У нас в издательском портфеле уже пять-шесть книг такого рода. Например, через пару месяцев мы издадим нашумевшую работу известного бразильско-французского антрополога Эдуарду Вивейроша де Кастру, которая называется «Каннибальские метафизики». Это академическая книга; несмотря на игривое название, она посвящена попытке с помощью философии Делеза создать новую карту, новый ландшафт антропологии. Опираясь на «Капитализм и шизофрению», на новую динамическую онтологию Делеза — Гваттари и критическое переосмысление антропологии Леви-Стросса, де Кастру полагает, что оппозиции сырого и вареного, дикого и цивилизованного должны быть не просто сняты, но по-своему перевернуты. С точки зрения де Кастру, то, что воспринималось как некие первобытные верования и представления, является своеобразной метафизикой, с помощью которой мы можем осваивать современные научные практики, начиная с медиа-теории, теории сетевых взаимодействий, новой социологии и т.д., то есть дикари в каком-то смысле становятся нашими эпистемологическими учителями.

Грибы и прекарность

Книга Анны Левенхаупт Цзин «Гриб на краю света» рассказывает о том, что прогресс закончился, и теперь мы вынуждены жить настоящим. Прекарность, то есть неустойчивость мира, в котором закончился прогресс, левыми социологами и политологами до недавнего времени описывалась как чудовищное преступление неолиберального режима, лишающего людей гарантий. Раньше у рабочего-де была медицинская страховка, социальные гарантии и так далее, а сейчас все на временных работах, в разного рода проектах и без всяких гарантий. Эта негарантированная временная занятость многими рассматривается как некое ущербное состояние, в котором мы живем по причине того, что произошло с нами из-за неолиберального переворота — раньше такого не было, и желательно, чтобы в будущем этой прекарности не стало. Но Анна Цзин исходит из того, что это неправильная диспозиция и что прекарность, неопределенность, недооформленная идентичность являются нашим нормальным и — более того — продуктивным состоянием, то есть прекарно сегодня существует всё, и гриб мацутакэ, который она описывает, является живой аллегорией такой прекарности: он растет на руинах капитализма в том смысле, что его среда обитания — безжизненный постиндустриальный ландшафт, вырубленные, изгаженные производством и технокатастрофами леса и пустоши.

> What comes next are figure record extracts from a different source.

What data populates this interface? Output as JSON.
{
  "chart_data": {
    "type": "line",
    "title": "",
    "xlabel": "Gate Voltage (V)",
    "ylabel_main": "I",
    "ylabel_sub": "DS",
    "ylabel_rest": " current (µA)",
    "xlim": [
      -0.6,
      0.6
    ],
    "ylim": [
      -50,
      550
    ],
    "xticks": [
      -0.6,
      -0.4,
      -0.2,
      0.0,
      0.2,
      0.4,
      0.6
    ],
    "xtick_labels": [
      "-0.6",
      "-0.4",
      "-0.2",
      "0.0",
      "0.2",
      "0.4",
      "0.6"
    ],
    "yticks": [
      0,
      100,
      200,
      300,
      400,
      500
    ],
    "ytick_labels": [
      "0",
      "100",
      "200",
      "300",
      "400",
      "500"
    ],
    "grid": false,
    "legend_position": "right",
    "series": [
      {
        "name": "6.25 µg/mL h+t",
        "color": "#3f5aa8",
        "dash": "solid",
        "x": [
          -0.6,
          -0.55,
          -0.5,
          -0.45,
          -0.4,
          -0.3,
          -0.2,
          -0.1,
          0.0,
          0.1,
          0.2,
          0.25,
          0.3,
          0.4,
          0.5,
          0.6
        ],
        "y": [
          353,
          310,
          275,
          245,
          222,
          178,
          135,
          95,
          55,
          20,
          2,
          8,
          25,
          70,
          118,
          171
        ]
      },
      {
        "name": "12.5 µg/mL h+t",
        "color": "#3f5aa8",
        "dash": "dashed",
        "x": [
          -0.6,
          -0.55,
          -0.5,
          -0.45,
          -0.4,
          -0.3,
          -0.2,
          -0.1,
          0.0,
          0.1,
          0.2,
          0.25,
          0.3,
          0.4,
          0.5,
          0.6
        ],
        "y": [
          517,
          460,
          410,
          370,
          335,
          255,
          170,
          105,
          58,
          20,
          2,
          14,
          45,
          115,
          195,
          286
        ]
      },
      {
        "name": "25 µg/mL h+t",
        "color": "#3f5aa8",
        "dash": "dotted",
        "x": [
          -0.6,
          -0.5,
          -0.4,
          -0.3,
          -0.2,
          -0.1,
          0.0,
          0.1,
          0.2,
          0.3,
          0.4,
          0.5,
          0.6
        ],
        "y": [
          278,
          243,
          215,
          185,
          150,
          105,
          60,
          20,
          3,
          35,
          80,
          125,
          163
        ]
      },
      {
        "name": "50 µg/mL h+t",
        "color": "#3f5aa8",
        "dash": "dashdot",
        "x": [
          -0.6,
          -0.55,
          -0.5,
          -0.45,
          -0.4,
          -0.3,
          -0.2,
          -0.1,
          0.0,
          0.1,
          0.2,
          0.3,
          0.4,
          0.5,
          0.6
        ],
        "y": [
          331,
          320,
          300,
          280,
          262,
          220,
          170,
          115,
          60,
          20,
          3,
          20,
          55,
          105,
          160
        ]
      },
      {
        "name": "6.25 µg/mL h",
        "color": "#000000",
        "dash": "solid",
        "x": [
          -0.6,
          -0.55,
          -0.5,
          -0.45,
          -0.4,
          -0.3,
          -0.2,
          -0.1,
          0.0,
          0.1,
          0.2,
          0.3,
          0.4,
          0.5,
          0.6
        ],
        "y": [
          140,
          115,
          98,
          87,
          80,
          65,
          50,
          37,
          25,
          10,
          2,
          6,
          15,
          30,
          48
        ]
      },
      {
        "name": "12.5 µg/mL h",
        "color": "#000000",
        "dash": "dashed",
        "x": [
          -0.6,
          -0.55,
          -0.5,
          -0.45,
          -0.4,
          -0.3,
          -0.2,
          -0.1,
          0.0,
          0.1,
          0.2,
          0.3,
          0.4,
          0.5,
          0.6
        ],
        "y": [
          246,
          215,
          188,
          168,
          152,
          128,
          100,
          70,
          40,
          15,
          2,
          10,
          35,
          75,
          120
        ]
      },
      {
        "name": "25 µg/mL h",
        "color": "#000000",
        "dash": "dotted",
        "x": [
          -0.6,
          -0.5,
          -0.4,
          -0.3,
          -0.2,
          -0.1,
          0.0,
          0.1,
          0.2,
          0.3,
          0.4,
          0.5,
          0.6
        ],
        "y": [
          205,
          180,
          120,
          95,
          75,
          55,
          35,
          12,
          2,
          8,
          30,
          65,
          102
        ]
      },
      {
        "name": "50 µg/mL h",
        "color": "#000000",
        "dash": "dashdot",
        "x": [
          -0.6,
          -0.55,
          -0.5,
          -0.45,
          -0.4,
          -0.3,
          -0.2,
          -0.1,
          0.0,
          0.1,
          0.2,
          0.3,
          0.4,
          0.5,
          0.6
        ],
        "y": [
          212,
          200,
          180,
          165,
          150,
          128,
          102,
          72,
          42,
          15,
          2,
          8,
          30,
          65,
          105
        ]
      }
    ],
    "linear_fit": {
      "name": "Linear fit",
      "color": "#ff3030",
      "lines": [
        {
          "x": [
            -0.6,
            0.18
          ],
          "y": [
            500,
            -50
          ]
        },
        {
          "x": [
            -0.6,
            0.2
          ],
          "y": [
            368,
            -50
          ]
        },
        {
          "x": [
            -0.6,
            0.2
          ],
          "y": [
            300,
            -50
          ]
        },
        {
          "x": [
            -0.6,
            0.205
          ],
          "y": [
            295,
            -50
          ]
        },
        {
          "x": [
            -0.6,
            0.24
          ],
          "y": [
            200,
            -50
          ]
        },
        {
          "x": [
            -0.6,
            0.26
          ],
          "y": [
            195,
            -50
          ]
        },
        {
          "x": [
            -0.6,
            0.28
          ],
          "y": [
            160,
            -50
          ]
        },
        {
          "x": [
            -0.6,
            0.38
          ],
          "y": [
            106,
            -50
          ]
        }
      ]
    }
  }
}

Поскольку эта книга отрицает прогресс, она, соответственно, отрицает и мессианизм и все его столь греющие нас парадоксы, воспетые Беньямином и апостолом Павлом. Но хотя мессианского спасения не будет, оно возможно в каком-то другом смысле, и вот этот гриб и является в некотором роде нашим биомессией. А дальше идет уже научная дескрипция мацутакэ, который, как и любой другой гриб, существует в симбиотических отношениях, создавая межвидовые ассамбляжи с деревьями, растениями, людьми, культурными практиками и экономическими порядками и так далее, но главное, чем он занимается, — это перевод (в смысле Латура) и переваривание. Гриб — это ведь непонятно что, то ли животное, то ли растение; в частности, от животного у него есть то, что он занимается перевариванием, он переваривает какие-то элементы растительного мира и древесины. Другими словами, гниение леса (то, что позволяет умершему дереву не лежать бесполезным бревном, а сгнивать и уходить в почву) во многом обеспечивается грибами. Гриб — это вынесенный вовне желудок. Чей желудок? Цзин полагает, что это желудок японской сосны. То есть сосна с помощью гриба переваривает умершую древесину под свои нужды, а сам гриб является одним из наиболее популярных предметов в японской культуре, современной и традиционной, потому что он отражает фундаментальную прекарность самой японской культуры, которая высочайшим образом ценит все неустойчивое, неопределенное и негарантированное, всякую переходность и демисезонность.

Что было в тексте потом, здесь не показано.